Dispensationalism and Doomsday

Question from Brian (not the previous Brian):
I am studying Bible at a christian university but am tired of a strictly christian perspective (many of my friends at home are atheists and i enjoy discussing theology with them). As i study more deeply i realize that much of Modern christian theology doesn’t match up with older theology and even the Bible itself but i specifically want to talk of the rapture and similar eschatology.

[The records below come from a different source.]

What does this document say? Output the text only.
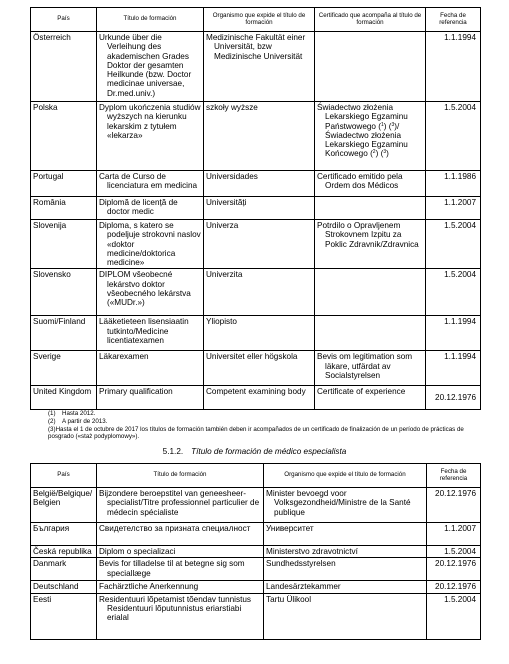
País	Título de formación	Organismo que expide el título de formación	Certificado que acompaña al título de formación	Fecha de referencia
Österreich	Urkunde über die Verleihung des akademischen Grades Doktor der gesamten Heilkunde (bzw. Doctor medicinae universae, Dr.med.univ.)	Medizinische Fakultät einer Universität, bzw Medizinische Universität		1.1.1994
Polska	Dyplom ukończenia studiów wyższych na kierunku lekarskim z tytułem «lekarza»	szkoły wyższe	Świadectwo złożenia Lekarskiego Egzaminu Państwowego ($^1$) ($^3$)/Świadectwo złożenia Lekarskiego Egzaminu Końcowego ($^2$) ($^3$)	1.5.2004
Portugal	Carta de Curso de licenciatura em medicina	Universidades	Certificado emitido pela Ordem dos Médicos	1.1.1986
România	Diplomă de licență de doctor medic	Universități		1.1.2007
Slovenija	Diploma, s katero se podeljuje strokovni naslov «doktor medicine/doktorica medicine»	Univerza	Potrdilo o Opravljenem Strokovnem Izpitu za Poklic Zdravnik/Zdravnica	1.5.2004
Slovensko	DIPLOM všeobecné lekárstvo doktor všeobecného lekárstva («MUDr.»)	Univerzita		1.5.2004
Suomi/Finland	Lääketieteen lisensiaatin tutkinto/Medicine licentiatexamen	Yliopisto		1.1.1994
Sverige	Läkarexamen	Universitet eller högskola	Bevis om legitimation som läkare, utfärdat av Socialstyrelsen	1.1.1994
United Kingdom	Primary qualification	Competent examining body	Certificate of experience	20.12.1976
(1) Hasta 2012.
(2) A partir de 2013.
(3)Hasta el 1 de octubre de 2017 los títulos de formación también deben ir acompañados de un certificado de finalización de un período de prácticas de posgrado («staż podyplomowy»).
5.1.2. Título de formación de médico especialista
País	Título de formación	Organismo que expide el título de formación	Fecha de referencia
België/Belgique/ Belgien	Bijzondere beroepstitel van geneesheer-specialist/Titre professionnel particulier de médecin spécialiste	Minister bevoegd voor Volksgezondheid/Ministre de la Santé publique	20.12.1976
България	Свидетелство за призната специалност	Университет	1.1.2007
Česká republika	Diplom o specializaci	Ministerstvo zdravotnictví	1.5.2004
Danmark	Bevis for tilladelse til at betegne sig som speciallæge	Sundhedsstyrelsen	20.12.1976
Deutschland	Fachärztliche Anerkennung	Landesärztekammer	20.12.1976
Eesti	Residentuuri lõpetamist tõendav tunnistus Residentuuri lõputunnistus eriarstiabi erialal	Tartu Ülikool	1.5.2004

To begin with I can find no historical evidence of a “rapture” before John Darby described it. In fact it seems more in line with the oldest texts that heaven quite literally descends and there is no longer a distinction between heaven and earth. In this time the “Kingdom of Heaven” is where the dead are resurrected from the hadean realm and judged. Those who were judged to be righteous in life get to stay and those whe are judged unrighteous are sent to gehenna (hades and gehenna (a constantly burning trash heap outside jerusalem) are important distinctions in the original texts). Being sent or taken away is seen as punishment throughout the old testament i don’t think God would suddenly change his mind about that.

Well thats what i think, rip it to shreds please.

Answer by SmartLX:
I’d like to know how you interpret the end of 1 Thessalonians 4 if not as a literal description of the future Rapture. Sure, “raptured” might be one of several different translations (“caught up” is another) but they all seem to mean roughly the same thing. I think it was laid out for Darby pretty clearly. So what did they think it meant before Darby came along? Or did they just not give it the emphasis it now has? Meanwhile, those who aren’t raptured probably end up in Hell, which is close enough to the Old Testament idea of being sent away.

Details aside, God will supposedly extract His chosen few one way or another. This event, and more generally Judgement Day, is useful to Christians and non-Christians alike. Christians can use the threat of approaching endtimes to proselytise and recruit in an atmosphere of urgency, like the frantic folks at the eBible Fellowship are doing right now. Non-Christians can simply wait until after the appointed date to point out the futility and lack of predictive power of Christian prophecies, as no doubt they will after May 21 when the Fellowship is trying to explain why not one of their number was raptured (and, after October 21, why the world hasn’t ended). The 2011 dates join a long and dubiously distinguished line of specific endtime prophecies by people who saw the short-term benefits of displaying apparently concrete information about the fate of us all.

I’m 30, and this isn’t my first rodeo. I vaguely remember an end date that whizzed by when I was in high school, and another during university. What worries me isn’t the possibility that one of them will turn out to be accurate, but the near-certainty that each time people are being exploited. The Millennium was the worst in recent times; in Uganda, hundreds of members of the Movement for the Restoration of the Ten Commandments of God were massacred by the failed prophets who had taken all their worldly goods in the months leading up to New Year’s Eve.

There’s a big one coming up next year: the date in December 2012 sourced from the Mayan calendar and reverse engineered to match every bit of religious or new-age Doomsday math anyone had lying around. I’m frankly terrified of two things. Firstly, even more people than the Millennium victims will likely be exploited and even ruined or killed thanks to the massive, worldwide, decades-long hype suggesting that they’re about to die. Secondly, some disappointed fanatics may even see fit to engineer apocalypses for themselves and those around them shortly after the fateless date.

My one consolation is that after 2012 there are really no further doomsdays similarly embedded in the public consciousness. We can all give it a rest for a while.